Imagem 6: Planta da Estrada União e Indústria, destacando-se a Estação de Entre-Rios, a Vila da Paraíba do Sul e a Ponte de Entre-Rios, atual, Ponte das Garças. “Planta e Perfil Longitudinal da Estrada da Companhia União e Indústria.” (KLUMB, 1995, p. 189)

Pelo decreto 4.320 de 13 de janeiro de 1869, D. Pedro II transfere os bens desta empresa para a Estrada de Ferro D. Pedro II, assumindo o comando da maior ferrovia do Brasil, no dia seguinte, o Comendador Mariano Procópio F. Lage, o que comprova a sua boa relação com o Imperador.

No decorrer dos anos, a Ponte das Garças sofre modificações, tanto para receber os trilhos da Estrada de Ferro Leopoldina Railway, quanto pela construção, ao seu lado, de uma ponte para a estrada rodoviária, tendo em vista o crescimento urbano de Três Rios para além da margem direita do rio Paraíba do Sul, em uma das “saídas” para a BR 040, que atualmente tem seu trajeto passando por fora do centro da cidade, ligando o Rio de Janeiro/RJ a Juiz de Fora/MG. A construção da ponte de concreto não tem sua data conhecida pelos pesquisadores da cidade. No jornal “Arealense”, de sábado, 09 de janeiro de 1926, [1] um acanhado texto, sem autor, ajuda a esclarecer esta dúvida: “O pontilhão sobre o macadam, próximo à Ponte das Garças, foi substituído por uma boa e bonita ponte de cimento armado”; sendo possível que a fotografia 10 seja o registro desta obra


Imagem 7: : Desenho realizado da imagem 1 (ver primeira parte deste artigo), presente no livro de Klumber, que na introdução afirmou: “Esta obra não tem o merecimento se não o de ser: o primeiro guia ilustrado de desenhos copiados da fotografia.” (KLUMB, 1995, p. 123, desenho na p. 154) Vê-se à direita a Fazenda das Garças, ausente no citado registro.
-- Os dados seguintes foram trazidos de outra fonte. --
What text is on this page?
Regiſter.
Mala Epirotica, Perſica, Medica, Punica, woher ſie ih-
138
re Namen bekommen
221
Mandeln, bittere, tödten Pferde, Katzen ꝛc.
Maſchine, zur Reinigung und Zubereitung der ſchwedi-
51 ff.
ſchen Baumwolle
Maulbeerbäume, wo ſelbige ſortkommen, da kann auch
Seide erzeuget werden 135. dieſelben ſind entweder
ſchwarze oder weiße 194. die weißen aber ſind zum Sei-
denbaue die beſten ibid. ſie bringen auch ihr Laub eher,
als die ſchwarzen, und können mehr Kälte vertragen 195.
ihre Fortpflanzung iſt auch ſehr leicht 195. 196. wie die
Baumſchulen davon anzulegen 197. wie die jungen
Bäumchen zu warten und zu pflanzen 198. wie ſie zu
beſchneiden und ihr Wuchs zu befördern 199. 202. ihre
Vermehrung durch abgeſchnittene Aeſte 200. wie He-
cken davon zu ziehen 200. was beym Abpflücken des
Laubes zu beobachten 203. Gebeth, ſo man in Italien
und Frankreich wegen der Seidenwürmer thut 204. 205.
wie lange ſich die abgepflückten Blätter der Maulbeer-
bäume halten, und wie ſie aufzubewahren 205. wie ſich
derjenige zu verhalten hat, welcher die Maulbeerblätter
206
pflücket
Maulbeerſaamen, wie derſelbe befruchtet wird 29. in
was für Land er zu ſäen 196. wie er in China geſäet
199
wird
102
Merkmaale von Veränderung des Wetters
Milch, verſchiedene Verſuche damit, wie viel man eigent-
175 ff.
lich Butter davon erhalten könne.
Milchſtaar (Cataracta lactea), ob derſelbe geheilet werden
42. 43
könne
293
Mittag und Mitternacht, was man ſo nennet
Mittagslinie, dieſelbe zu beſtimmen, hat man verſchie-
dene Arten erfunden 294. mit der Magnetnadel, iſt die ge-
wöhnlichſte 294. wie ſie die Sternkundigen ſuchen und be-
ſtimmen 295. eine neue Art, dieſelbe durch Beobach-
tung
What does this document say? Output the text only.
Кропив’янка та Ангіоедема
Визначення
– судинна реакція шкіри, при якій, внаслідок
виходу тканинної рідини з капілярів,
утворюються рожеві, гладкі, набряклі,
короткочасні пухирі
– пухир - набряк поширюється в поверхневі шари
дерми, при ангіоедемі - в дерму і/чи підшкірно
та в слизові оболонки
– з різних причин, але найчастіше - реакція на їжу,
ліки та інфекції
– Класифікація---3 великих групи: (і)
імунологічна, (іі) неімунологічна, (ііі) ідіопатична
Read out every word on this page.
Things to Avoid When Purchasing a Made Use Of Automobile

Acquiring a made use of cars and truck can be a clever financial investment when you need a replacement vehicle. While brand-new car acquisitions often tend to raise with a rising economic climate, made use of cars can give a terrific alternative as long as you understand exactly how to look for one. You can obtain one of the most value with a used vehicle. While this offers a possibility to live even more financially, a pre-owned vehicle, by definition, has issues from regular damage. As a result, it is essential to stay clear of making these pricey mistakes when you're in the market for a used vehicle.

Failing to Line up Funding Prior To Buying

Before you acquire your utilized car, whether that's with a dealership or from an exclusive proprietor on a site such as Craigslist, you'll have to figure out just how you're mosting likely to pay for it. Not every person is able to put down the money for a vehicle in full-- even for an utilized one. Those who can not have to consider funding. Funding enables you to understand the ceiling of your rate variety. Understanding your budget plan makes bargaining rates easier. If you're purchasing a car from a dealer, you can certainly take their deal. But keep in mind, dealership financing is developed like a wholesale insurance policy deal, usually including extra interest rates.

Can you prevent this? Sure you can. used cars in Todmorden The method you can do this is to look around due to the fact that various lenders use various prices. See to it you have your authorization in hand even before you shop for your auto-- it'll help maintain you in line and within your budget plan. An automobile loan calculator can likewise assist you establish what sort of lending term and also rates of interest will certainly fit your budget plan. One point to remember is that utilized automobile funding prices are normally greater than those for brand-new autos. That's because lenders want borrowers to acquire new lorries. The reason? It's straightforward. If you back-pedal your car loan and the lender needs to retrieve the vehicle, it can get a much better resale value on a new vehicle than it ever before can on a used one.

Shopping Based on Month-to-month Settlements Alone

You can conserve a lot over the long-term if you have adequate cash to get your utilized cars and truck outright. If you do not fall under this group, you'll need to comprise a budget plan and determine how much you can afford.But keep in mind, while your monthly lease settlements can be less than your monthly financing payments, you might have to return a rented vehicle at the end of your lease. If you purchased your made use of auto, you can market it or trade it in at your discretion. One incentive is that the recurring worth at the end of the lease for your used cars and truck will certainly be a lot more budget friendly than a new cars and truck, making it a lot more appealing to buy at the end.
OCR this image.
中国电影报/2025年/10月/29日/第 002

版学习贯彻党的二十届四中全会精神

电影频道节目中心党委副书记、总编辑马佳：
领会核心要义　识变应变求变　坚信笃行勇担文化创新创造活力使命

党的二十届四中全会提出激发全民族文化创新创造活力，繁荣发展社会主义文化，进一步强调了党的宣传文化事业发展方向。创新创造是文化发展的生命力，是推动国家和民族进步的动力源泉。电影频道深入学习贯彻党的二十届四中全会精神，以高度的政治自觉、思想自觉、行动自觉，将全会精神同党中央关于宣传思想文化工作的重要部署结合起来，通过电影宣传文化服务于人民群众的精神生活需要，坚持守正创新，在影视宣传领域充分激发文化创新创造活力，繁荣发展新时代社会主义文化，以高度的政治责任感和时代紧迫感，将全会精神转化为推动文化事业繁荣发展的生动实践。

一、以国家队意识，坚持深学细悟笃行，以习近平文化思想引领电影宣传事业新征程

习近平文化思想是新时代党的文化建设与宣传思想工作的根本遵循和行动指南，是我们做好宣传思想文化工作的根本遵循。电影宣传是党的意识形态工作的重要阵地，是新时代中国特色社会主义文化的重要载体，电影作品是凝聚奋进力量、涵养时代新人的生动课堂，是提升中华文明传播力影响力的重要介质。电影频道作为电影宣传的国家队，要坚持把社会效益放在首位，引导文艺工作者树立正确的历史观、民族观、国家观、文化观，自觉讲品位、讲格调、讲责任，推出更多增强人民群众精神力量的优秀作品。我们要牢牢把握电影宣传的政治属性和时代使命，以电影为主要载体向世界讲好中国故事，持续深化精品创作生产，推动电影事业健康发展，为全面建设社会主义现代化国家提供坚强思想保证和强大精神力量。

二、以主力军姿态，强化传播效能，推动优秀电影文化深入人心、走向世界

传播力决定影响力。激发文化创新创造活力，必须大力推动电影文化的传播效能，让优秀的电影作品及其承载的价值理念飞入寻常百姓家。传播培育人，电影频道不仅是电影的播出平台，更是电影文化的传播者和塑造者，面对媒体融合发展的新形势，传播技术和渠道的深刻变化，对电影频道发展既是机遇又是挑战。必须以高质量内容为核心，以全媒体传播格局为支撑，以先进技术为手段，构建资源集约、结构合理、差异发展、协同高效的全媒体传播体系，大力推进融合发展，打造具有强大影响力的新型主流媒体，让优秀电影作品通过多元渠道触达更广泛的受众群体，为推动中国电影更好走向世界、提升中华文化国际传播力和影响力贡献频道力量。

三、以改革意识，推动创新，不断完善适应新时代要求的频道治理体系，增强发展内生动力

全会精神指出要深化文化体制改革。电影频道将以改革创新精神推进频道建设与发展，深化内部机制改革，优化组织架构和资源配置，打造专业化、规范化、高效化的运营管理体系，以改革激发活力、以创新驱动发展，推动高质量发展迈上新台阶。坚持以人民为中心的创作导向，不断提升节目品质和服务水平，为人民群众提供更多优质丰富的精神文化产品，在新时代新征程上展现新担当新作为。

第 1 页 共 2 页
Pode-se considerar que a nota seja pequena para uma notícia importante, mas este informativo apresentava-se com artigos maiores na capa e parte da página 2, e pequenas notas nas 2 e 3, e a publicidade tomando o espaço total da página 4. (ver meu artigo: O Jornal “Arealense”: análise de uma mídia impressa no interior do Estado do Rio de Janeiro do início do século XX. Disponível em https://www.revistacontemporaneos.com.br/n11/dossie/dossie7-arealense.pdf) Não existe, também, próximo ao local nenhuma outra ponte, mesmo menor, que pudesse ter noticiada sua construção.

Na fotografia 8, visualizam-se as alterações realizadas na ponte, no seu lado esquerdo, para que pudesse receber os trilhos da Estrada de Ferro Leopoldina, permanecendo ainda os seus pilares originais. O morro à esquerda e ao fundo difere da imagem 1 (ver primeira parte deste artigo) por não possuir mais a sua mata original, consumida a sua madeira com a derrubada das árvores no decorrer dos anos.

Imagem 8: Neste registro realizado entre a década de 1930 e início de 1940, observa-se um ônibus da Viação Rio-Minas da linha Rio/Juiz de Fora e o seu motorista, que posa ao lado do veículo, na ponte rodoviária construída ao lado da Ponte das Garças. Ao fundo, destaca-se à direita, a Fazenda das Garças. Sem informação do fotógrafo, pertence ao acervo Sr. Altair.

Ao fundo, à direita, aparece a Fazenda das Garças, casarão de estilo neoclássico construído em 1860, pertencendo, juntamente com os 80 hectares do seu entorno, a três gerações da família Werneck Santos – na época desta fotografia eram proprietários o Sr.º Álvaro Werneck e sua esposa Eliza Werneck. Foi vendida em 1997, pela viúva de Antônio Luiz Werneck Santos, ao empresário Isaias da Silva, que no mesmo ano iniciou a demolição do prédio com intenção de construir uma moradia moderna. Abandonado o projeto, o casarão e demais construções foram “esquecidos”, sem preocupação com sua integridade, o que determinou a ação de vândalos e a sua destruição no início deste século.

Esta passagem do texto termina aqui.